(Reuters) -TJ Maxx parent TJX Cos surpassed market expectations for fourth-quarter sales on Wednesday as budget-conscious shoppers flocked to the off-price retailer’s stores in search of holiday deals on apparel, cosmetics and home goods.
It also announced a share buyback plan of up to $2.5 billion in fiscal 2025.
With interest rates still high, discount retailers such as TJX and Ross Stores will shine in an environment of cautious consumer spending, helping them take market share from department stores like Macy’s and Nordstrom, analysts have said.
Still, TJX forecast fiscal 2025 comparable sales growth of 2% to 3%, below expectations for a 3.72% rise. It expects diluted earnings per share of $3.94 to $4.02, compared with estimates of $4.11.
Net sales for TJX’s core Marmaxx segment in the U.S. grew 5% in the quarter, driven by demand for cosmetics and skincare products. Its HomeGoods segment rose 7%.

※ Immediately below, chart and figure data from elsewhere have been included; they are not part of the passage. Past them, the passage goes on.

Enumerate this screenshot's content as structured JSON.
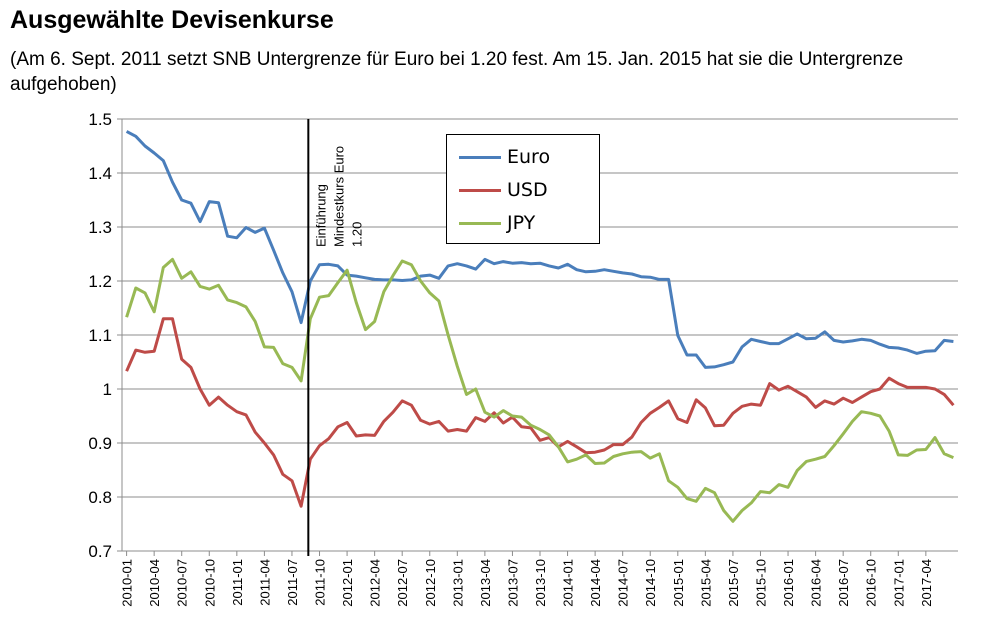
{
  "title": "Ausgewählte Devisenkurse",
  "subtitle": "(Am 6. Sept. 2011 setzt SNB Untergrenze für Euro bei 1.20 fest. Am 15. Jan. 2015 hat sie die Untergrenze aufgehoben)",
  "chart_data": {
    "type": "line",
    "title": "Ausgewählte Devisenkurse",
    "xlabel": "",
    "ylabel": "",
    "ylim": [
      0.7,
      1.5
    ],
    "yticks": [
      "0.7",
      "0.8",
      "0.9",
      "1",
      "1.1",
      "1.2",
      "1.3",
      "1.4",
      "1.5"
    ],
    "grid": true,
    "legend_position": "top-center",
    "x_start": "2010-01",
    "x_tick_labels": [
      "2010-01",
      "2010-04",
      "2010-07",
      "2010-10",
      "2011-01",
      "2011-04",
      "2011-07",
      "2011-10",
      "2012-01",
      "2012-04",
      "2012-07",
      "2012-10",
      "2013-01",
      "2013-04",
      "2013-07",
      "2013-10",
      "2014-01",
      "2014-04",
      "2014-07",
      "2014-10",
      "2015-01",
      "2015-04",
      "2015-07",
      "2015-10",
      "2016-01",
      "2016-04",
      "2016-07",
      "2016-10",
      "2017-01",
      "2017-04"
    ],
    "annotation": {
      "x": "2011-09",
      "text_lines": [
        "Einführung",
        "Mindestkurs  Euro",
        "1.20"
      ]
    },
    "series": [
      {
        "name": "Euro",
        "color": "#4a7ebb",
        "values": [
          1.477,
          1.468,
          1.45,
          1.437,
          1.423,
          1.383,
          1.35,
          1.344,
          1.31,
          1.347,
          1.345,
          1.283,
          1.28,
          1.299,
          1.29,
          1.298,
          1.257,
          1.215,
          1.18,
          1.123,
          1.2,
          1.23,
          1.231,
          1.228,
          1.211,
          1.209,
          1.206,
          1.203,
          1.202,
          1.202,
          1.201,
          1.202,
          1.209,
          1.211,
          1.205,
          1.228,
          1.232,
          1.228,
          1.222,
          1.24,
          1.232,
          1.236,
          1.233,
          1.234,
          1.232,
          1.233,
          1.228,
          1.224,
          1.231,
          1.221,
          1.217,
          1.218,
          1.221,
          1.218,
          1.215,
          1.213,
          1.208,
          1.207,
          1.203,
          1.203,
          1.099,
          1.063,
          1.063,
          1.04,
          1.041,
          1.045,
          1.05,
          1.078,
          1.092,
          1.088,
          1.084,
          1.084,
          1.093,
          1.102,
          1.093,
          1.094,
          1.106,
          1.09,
          1.087,
          1.089,
          1.092,
          1.09,
          1.083,
          1.077,
          1.076,
          1.072,
          1.066,
          1.07,
          1.071,
          1.09,
          1.088
        ]
      },
      {
        "name": "USD",
        "color": "#be4b48",
        "values": [
          1.033,
          1.072,
          1.068,
          1.07,
          1.13,
          1.13,
          1.055,
          1.04,
          1.0,
          0.97,
          0.985,
          0.97,
          0.958,
          0.952,
          0.92,
          0.9,
          0.878,
          0.842,
          0.83,
          0.783,
          0.87,
          0.895,
          0.908,
          0.93,
          0.938,
          0.913,
          0.915,
          0.914,
          0.94,
          0.957,
          0.978,
          0.97,
          0.942,
          0.935,
          0.94,
          0.922,
          0.925,
          0.922,
          0.947,
          0.94,
          0.956,
          0.937,
          0.948,
          0.93,
          0.928,
          0.905,
          0.91,
          0.893,
          0.903,
          0.893,
          0.882,
          0.883,
          0.887,
          0.897,
          0.897,
          0.911,
          0.938,
          0.955,
          0.966,
          0.978,
          0.945,
          0.938,
          0.98,
          0.965,
          0.932,
          0.933,
          0.955,
          0.968,
          0.972,
          0.97,
          1.01,
          0.998,
          1.005,
          0.995,
          0.985,
          0.966,
          0.978,
          0.972,
          0.983,
          0.975,
          0.985,
          0.995,
          1.0,
          1.02,
          1.01,
          1.003,
          1.003,
          1.003,
          1.0,
          0.99,
          0.97
        ]
      },
      {
        "name": "JPY",
        "color": "#98b954",
        "values": [
          1.133,
          1.187,
          1.178,
          1.143,
          1.225,
          1.24,
          1.205,
          1.217,
          1.19,
          1.185,
          1.192,
          1.165,
          1.16,
          1.152,
          1.125,
          1.078,
          1.077,
          1.047,
          1.04,
          1.015,
          1.13,
          1.17,
          1.173,
          1.197,
          1.22,
          1.16,
          1.11,
          1.125,
          1.18,
          1.21,
          1.237,
          1.23,
          1.2,
          1.178,
          1.163,
          1.1,
          1.042,
          0.99,
          1.0,
          0.957,
          0.948,
          0.96,
          0.95,
          0.948,
          0.933,
          0.925,
          0.915,
          0.893,
          0.865,
          0.87,
          0.878,
          0.862,
          0.863,
          0.875,
          0.88,
          0.883,
          0.884,
          0.872,
          0.88,
          0.83,
          0.818,
          0.797,
          0.792,
          0.816,
          0.808,
          0.775,
          0.755,
          0.775,
          0.789,
          0.81,
          0.808,
          0.823,
          0.818,
          0.849,
          0.866,
          0.87,
          0.875,
          0.895,
          0.917,
          0.94,
          0.958,
          0.955,
          0.95,
          0.922,
          0.878,
          0.877,
          0.887,
          0.888,
          0.91,
          0.88,
          0.873
        ]
      }
    ]
  }
}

“We saw comp sales growth at every division, driven by customer transactions, which underscores our confidence in our ability to gain market share across all of our geographies,” CEO Ernie Herrman said.
Shares of the company see-sawed in premarket trading.
Overall comparable store sales rose 5%, higher than analysts’ expectations of 4.15%, indicating holiday demand remained robust, aided by a healthy inventory.
The company posted net sales of $16.41 billion for the three months to Feb. 3, compared with analysts’ average estimate of $16.21 billion, according to LSEG data. Its quarter earnings per share of $1.22 came in above estimates of $1.12.
TJX also intends to raise its quarterly dividend in April by 13% to 375 cents per share.